Auch soweit der Kläger den konkreten Inhalt der Vereinbarung zwischen den beiden Schwestern kennen möchte, besteht keine Ungewissheit mehr. Eine diesbezügliche Wissenserklärung hat die Beklagte bereits abgegeben, indem sie im Rahmen der Klageerwiderung ausführt, zwar hätten die Beklagte und Frau H.M. eine Vereinbarung getroffen, diese sei aber mangels notarieller Beurkundung nicht rechtlich wirksam und nicht bindend. Mangels wirksamer Vereinbarung kann auch kein Anspruch auf Mitteilung des Inhalts einer Vereinbarung bestehen. Die Beklagte hat auch im weiteren Verlauf des Verfahrens immer wieder darauf hingewiesen, dass es keine wirksame Vereinbarung zwischen ihr und Frau H.M. gibt. Es gibt auch keine Anhaltspunkte die zu Zweifeln am Wahrheitsgehalt der Aussage berechtigen würden. Der Schriftverkehr mit dem Prozessbevollmächtigten von Frau H.M. bestätigt vielmehr, dass kein formwirksamer Vertrag zwischen Frau H.M. und der Beklagten abgeschlossen wurde.

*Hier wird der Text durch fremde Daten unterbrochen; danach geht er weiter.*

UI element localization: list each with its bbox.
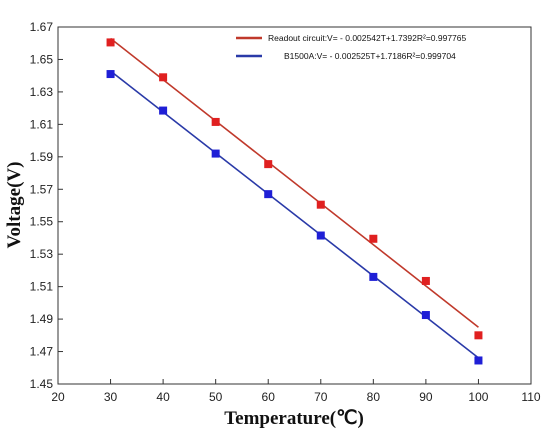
x-tick-label: 30 <box>104 390 118 404</box>
x-tick-label: 20 <box>51 390 65 404</box>
y-tick-label: 1.53 <box>30 247 54 261</box>
y-tick-label: 1.57 <box>30 182 54 196</box>
legend-label-1: B1500A:V= - 0.002525T+1.7186R²=0.999704 <box>284 51 456 61</box>
y-tick-label: 1.45 <box>30 377 54 391</box>
legend-label-0: Readout circuit:V= - 0.002542T+1.7392R²=… <box>268 33 467 43</box>
y-tick-label: 1.47 <box>30 345 54 359</box>
data-point-0-6 <box>421 276 430 285</box>
legend: Readout circuit:V= - 0.002542T+1.7392R²=… <box>236 33 467 61</box>
y-tick-label: 1.59 <box>30 150 54 164</box>
data-markers <box>106 38 483 365</box>
y-tick-label: 1.67 <box>30 20 54 34</box>
data-point-1-2 <box>211 149 220 158</box>
y-tick-label: 1.49 <box>30 312 54 326</box>
data-point-1-7 <box>474 356 483 365</box>
data-point-0-1 <box>159 73 168 82</box>
x-axis-title: Temperature(℃) <box>224 408 364 429</box>
y-tick-label: 1.61 <box>30 117 54 131</box>
data-point-1-0 <box>106 70 115 79</box>
data-point-0-5 <box>369 234 378 243</box>
x-axis-ticks: 20 30 40 50 60 70 80 90 100 110 <box>51 379 541 404</box>
y-axis-title: Voltage(V) <box>4 162 25 249</box>
data-point-1-1 <box>159 106 168 115</box>
x-tick-label: 80 <box>367 390 381 404</box>
data-point-0-4 <box>316 200 325 209</box>
data-point-0-3 <box>264 160 273 169</box>
plot-frame <box>57 26 532 385</box>
y-tick-label: 1.65 <box>30 52 54 66</box>
data-point-0-0 <box>106 38 115 47</box>
data-point-1-3 <box>264 190 273 199</box>
y-tick-label: 1.51 <box>30 280 54 294</box>
data-point-0-2 <box>211 117 220 126</box>
y-tick-label: 1.55 <box>30 215 54 229</box>
x-tick-label: 110 <box>521 390 540 404</box>
x-tick-label: 90 <box>419 390 433 404</box>
x-tick-label: 60 <box>262 390 276 404</box>
fit-line-0 <box>110 37 479 328</box>
x-tick-label: 40 <box>156 390 170 404</box>
fit-lines <box>110 37 479 359</box>
y-tick-label: 1.63 <box>30 85 54 99</box>
data-point-1-4 <box>316 231 325 240</box>
data-point-0-7 <box>474 331 483 340</box>
data-point-1-5 <box>369 272 378 281</box>
fit-line-1 <box>110 70 479 359</box>
x-tick-label: 70 <box>314 390 328 404</box>
x-tick-label: 50 <box>209 390 223 404</box>
x-tick-label: 100 <box>468 390 488 404</box>
data-point-1-6 <box>421 311 430 320</box>
y-axis-ticks: 1.45 1.47 1.49 1.51 1.53 1.55 1.57 1.59 1.61 1.63… <box>30 20 63 391</box>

  1. c) Der Kläger ist bei Versagung des Auskunftsanspruchs auch nicht rechtlich schutzlos gestellt. Zum einen trägt er ¬wie bereits ausgeführt – die Konsequenzen des von ihm gewählten Weges des Vergleichsabschlusses. Zudem wäre es dem Kläger durchaus möglich die Auseinandersetzung der Miterbengemeinschaft zu verlangen gem. § 2038, 2042, 752 BGB. Dass der Kläger dabei das Risiko trägt, die Klage zu verlieren, sollte er von einer unrichtigen Anspruchshöhe ausgehen, führt nicht zur Unzumutbarkeit eine solche Auseinandersetzung zu verlangen. Vielmehr handelt es sich um das allgemeine Prozessrisiko. Der Hinweis des Klägers, eine Klage auf Erbauseinandersetzung sei zum Scheitern verurteilt, wenn er nicht entsprechende Fragen im Voraus klären könne, geht fehl. Eine Klage auf Erbauseinandersetzung wird in der Regel gerade dann erhoben, wenn sich die Miterben zuvor nicht einigen konnten. Nicht anders ist der vorliegende Fall zu beurteilen.

Es ist zudem keineswegs Aufgabe des Gerichts dem Kläger einen prozessualen Weg aufzuzeigen, wie er zur endgültigen Auseinandersetzung gelangen kann.